After chatting with Andris Veidis, the brewer/owner of Blue Hills Brewery in Canton, MA, he wasn’t sure if it was the state or the distributors suddenly pushing for enforcement of the law, which hadn’t been a problem for the past 35 years or so. He claims the state is the one encouraging small start-up breweries to utilize the farmer-brewers license, which Blue Hills operates under as well. If it were enforced to the letter, it would mean the end of his business and he says he’d “party for a couple months until they shut us down.”
I also checked in with Bully Boy Distilling, who is operating under a farmer-DISTILLER license, to see how different the regulations were, and if it would affect their business, since they source their wheat from Maine. Owner/distiller Dave Willis replied:
is not all that important to our business. It’s a much bigger issue for those
that rely on tastings (i.e., a brew-pub). It’s a bigger annual fee, but that’s about it. Also, we use far, far less grain than a brewery, so it’s a lot easier for us to meet the 50% thresh hold. In short, I feel really bad for the Farmer-Brewers out there, but it’s not that big a deal for us.”
Good to know that Boston’s first craft distillery will ride it out. And, it turns out there’s good news for the breweries as well. After meeting behind closed-doors, the Alcoholic Beverages Control Commission and members of the Massachusetts Brewers Guild came to an agreement. The Commission admitted they had been a bit too hasty, without realizing the implications of enforcing the 50% rule, which would close nearly all the small craft breweries in the state, and hinder even the larger ones, affecting around 1,100 jobs.
Instead, Grossman said, commission officials will hold several regulatory
hearings across the state focusing on how to develop
common-sense regulations that will promote agriculture
and help create jobs in the state’s growing craft-brewing industry.”
by Erin Ailworth, Boston.com
Whew.
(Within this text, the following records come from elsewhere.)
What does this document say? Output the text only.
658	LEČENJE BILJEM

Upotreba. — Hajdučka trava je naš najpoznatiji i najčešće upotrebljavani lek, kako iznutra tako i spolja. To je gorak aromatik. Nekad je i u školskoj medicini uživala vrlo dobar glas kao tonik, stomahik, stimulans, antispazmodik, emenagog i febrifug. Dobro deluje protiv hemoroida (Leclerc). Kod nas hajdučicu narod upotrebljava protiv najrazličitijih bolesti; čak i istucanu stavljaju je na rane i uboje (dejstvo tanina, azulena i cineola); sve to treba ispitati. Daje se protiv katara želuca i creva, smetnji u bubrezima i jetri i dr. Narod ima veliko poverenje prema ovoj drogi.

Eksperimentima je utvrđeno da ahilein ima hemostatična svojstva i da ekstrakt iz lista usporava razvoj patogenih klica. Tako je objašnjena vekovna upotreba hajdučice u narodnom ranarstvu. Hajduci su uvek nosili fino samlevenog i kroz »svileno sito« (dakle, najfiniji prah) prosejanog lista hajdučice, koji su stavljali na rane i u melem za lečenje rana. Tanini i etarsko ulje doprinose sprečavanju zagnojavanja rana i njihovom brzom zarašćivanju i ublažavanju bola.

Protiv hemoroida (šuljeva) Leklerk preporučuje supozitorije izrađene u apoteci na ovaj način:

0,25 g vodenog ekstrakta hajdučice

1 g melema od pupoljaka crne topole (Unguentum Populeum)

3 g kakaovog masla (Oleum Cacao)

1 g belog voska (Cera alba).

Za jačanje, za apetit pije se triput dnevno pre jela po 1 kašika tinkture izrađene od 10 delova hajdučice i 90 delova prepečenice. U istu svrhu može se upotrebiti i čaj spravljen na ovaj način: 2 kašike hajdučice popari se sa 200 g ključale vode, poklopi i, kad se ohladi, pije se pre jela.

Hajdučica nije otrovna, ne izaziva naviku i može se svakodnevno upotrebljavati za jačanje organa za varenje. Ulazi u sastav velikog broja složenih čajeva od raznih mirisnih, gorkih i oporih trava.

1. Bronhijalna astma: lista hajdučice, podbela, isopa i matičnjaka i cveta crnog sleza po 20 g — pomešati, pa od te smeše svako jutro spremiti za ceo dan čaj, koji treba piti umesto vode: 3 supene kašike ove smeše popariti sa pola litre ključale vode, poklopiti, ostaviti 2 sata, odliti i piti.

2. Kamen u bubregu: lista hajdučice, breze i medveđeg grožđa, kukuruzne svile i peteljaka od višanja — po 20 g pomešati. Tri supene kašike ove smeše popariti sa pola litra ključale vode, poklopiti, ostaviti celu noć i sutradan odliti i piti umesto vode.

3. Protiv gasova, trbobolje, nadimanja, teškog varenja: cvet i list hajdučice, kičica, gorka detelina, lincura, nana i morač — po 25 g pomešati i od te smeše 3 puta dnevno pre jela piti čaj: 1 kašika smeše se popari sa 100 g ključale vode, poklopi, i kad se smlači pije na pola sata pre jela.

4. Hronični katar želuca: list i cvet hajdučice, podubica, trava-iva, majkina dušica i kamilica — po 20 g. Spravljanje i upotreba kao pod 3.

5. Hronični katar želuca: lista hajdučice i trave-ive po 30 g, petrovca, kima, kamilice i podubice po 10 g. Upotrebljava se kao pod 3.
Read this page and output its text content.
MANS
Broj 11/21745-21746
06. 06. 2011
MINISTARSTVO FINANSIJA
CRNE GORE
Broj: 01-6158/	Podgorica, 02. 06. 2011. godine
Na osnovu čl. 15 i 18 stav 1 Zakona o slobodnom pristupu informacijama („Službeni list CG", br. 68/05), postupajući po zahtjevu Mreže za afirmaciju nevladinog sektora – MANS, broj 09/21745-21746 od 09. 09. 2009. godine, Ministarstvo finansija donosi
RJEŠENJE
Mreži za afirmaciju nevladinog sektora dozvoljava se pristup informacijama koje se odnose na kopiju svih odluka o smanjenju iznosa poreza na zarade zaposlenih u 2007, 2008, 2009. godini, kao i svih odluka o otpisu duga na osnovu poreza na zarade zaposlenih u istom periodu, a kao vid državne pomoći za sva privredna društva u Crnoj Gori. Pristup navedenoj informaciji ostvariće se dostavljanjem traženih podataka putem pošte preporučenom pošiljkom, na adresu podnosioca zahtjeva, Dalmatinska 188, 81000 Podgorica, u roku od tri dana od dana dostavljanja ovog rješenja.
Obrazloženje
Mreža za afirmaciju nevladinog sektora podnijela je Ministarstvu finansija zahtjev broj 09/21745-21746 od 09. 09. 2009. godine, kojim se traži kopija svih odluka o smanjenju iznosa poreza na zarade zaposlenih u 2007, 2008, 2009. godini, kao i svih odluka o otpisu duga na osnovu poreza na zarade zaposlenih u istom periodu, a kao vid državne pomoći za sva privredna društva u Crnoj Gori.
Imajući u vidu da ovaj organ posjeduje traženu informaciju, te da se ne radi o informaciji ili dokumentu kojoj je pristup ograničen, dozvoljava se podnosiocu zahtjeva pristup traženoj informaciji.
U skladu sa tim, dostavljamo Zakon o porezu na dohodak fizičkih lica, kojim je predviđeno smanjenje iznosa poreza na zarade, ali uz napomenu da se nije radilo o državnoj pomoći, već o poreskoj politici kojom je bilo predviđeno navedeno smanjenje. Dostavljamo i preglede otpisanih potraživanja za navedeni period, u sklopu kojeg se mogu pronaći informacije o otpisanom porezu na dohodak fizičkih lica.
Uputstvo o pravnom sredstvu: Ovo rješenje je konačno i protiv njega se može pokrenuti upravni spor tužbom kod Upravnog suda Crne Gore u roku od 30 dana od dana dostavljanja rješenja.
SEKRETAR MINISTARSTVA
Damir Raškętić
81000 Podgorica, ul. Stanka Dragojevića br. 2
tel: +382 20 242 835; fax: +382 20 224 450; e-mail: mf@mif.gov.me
Crisis averted, and a victory for the craft brewers of MA. I chatted with brew-brother Irish Lad about it last week, as I was shaking in anger that the state would even think to destroy the local craft brewing industry. He wasn’t as concerned, believing that an agreement would be reached, rather than shut down 25 or so breweries. I’ve seen MA do crazier things in the past; they like to shoot themselves in the foot when it comes to making common sense decisions dealing with local economies. However, it all seems to be heading in the right direction, for now. As Irish Lad says:
1100 lost jobs is a shit stain no politician wants on their drawers in this economy.